Last autumn I started photographing some of my exotic chili peppers because I work as editor in a few TV & web cooking shows. I never menaged to find pepper assets like this so I created them. I started with 40 peppers but ended up with only 28 unique peppers (their shape is hard to work with and the process is very slow).
I uploaded the first pepper and it got approved within hours.
I started to upload the rest (one by one, 5 a week). I uploaded 4 more past week and yesterday 5 more but today I got email that the rest of them are rejected.
In the email there is no mention of WHY it is rejected. It says:
“Thank you for your submission. We have completed our review of “Rotating Chroma Key Organic Chili Pepper - Bishop’s Crown 2” and unfortunately we found it isn’t at the quality standard required to move forward, and you won’t be able to re-submit this item again.”
BUT their quality is absolutely the same as the one that got approved - here it is - [link removed]
Again, its a series of 28 peppers in total. They are shot, edited and exported in the exact same way and either the one that got approved shouldnt or the ones that didnt - should.
The envato feedback is extremely unhelpful. Has anyone any ideas about that?
Also, which other stock video websites will accept them?

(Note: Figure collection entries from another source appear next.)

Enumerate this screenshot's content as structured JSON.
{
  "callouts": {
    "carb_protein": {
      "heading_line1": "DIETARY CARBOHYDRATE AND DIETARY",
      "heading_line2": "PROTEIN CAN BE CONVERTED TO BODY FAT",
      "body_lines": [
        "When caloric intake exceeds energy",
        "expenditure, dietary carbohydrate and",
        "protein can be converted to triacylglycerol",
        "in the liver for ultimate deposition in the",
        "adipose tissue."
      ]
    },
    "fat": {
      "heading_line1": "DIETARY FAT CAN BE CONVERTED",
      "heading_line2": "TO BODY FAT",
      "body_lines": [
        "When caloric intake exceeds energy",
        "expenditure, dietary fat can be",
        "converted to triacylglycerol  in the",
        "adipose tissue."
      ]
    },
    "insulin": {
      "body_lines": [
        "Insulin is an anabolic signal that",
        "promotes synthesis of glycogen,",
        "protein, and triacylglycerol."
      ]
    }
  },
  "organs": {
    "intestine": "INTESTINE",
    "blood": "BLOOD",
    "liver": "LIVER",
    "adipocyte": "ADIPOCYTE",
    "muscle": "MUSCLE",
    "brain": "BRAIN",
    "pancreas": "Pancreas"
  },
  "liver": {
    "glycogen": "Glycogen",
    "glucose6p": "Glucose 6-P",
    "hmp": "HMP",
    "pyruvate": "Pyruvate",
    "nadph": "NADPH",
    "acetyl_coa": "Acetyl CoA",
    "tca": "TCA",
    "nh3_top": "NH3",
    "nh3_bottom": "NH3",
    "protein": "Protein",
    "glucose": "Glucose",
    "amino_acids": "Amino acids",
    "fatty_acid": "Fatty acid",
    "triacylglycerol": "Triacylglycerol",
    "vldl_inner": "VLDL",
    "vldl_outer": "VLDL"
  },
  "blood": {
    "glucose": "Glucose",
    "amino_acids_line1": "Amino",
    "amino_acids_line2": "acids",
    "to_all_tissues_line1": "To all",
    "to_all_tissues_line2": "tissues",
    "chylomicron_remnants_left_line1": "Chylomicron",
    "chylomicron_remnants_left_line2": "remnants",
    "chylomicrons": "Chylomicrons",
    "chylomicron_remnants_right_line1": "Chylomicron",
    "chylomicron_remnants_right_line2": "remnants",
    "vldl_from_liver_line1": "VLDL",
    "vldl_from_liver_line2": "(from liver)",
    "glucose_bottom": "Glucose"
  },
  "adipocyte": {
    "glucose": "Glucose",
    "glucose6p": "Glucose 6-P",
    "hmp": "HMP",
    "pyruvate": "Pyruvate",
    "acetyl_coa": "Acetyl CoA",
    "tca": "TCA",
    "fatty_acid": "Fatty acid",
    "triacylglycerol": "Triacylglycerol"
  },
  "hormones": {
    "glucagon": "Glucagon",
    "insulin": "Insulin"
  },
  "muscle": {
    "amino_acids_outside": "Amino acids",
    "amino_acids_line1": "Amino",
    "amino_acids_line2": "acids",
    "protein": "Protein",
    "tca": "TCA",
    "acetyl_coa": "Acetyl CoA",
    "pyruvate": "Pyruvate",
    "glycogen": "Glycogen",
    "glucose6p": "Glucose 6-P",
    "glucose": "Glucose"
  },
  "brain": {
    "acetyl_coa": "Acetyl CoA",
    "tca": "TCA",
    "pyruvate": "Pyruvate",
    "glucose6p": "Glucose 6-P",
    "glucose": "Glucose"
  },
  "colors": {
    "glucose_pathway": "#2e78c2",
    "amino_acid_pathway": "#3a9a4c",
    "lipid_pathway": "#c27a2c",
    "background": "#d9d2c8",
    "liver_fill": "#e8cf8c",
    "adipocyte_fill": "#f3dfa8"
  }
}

I can tell you a few things.
I believe the quality (Image quality) is very low.
Also, the framerate is not usable.
Edges are way too sharp.
it moves up and down when it rotates.
Hi, Antole,
The original files are 4k+, ProRes 422. What you can see in youtube is obviously sh!t quality. What do you mean by “believe” it’s either low or high quality, right?
When you scale the files down to fit a full 1080p frame the jiggly movement is almost not noticeable and than again my goal has never been for them to look like animation rendered in 3D software, which pretty much every single 3D artist can do. This is all hand made.
I also think that it’s easier to apply matte choker and “soften” the edges than giving you the files with soft edges and you trying to sharpen them.
What do you mean that the frame rate is not usable. All of the files consist of 36 frames which you can playback at whatever fps you wish. Every frame is the pepper rotating 10 degrees. You even get more “stop motion” effect when you use the posterize time effect and play them at 12/14 fps. What would usable FPS be?
Again, if all of them are very low quality with way too sharp edges and moving up and down why the first one was accepted and not the rest? They are all the same.
The edges really look bad. Looks like you used the “rotoscoping” tool. The object is really jumping. The subject is spinning very fast. As a rule, in culinary commercials clients use vegetables and fruits that fall very slowly (slow motion). I can’t imagine where such a fast-rotating oobject can be used. It’s even hard to look at it. To be honest: if you wonder why this item is not approved like the first one, then I wonder why the first product is not rejected like this one.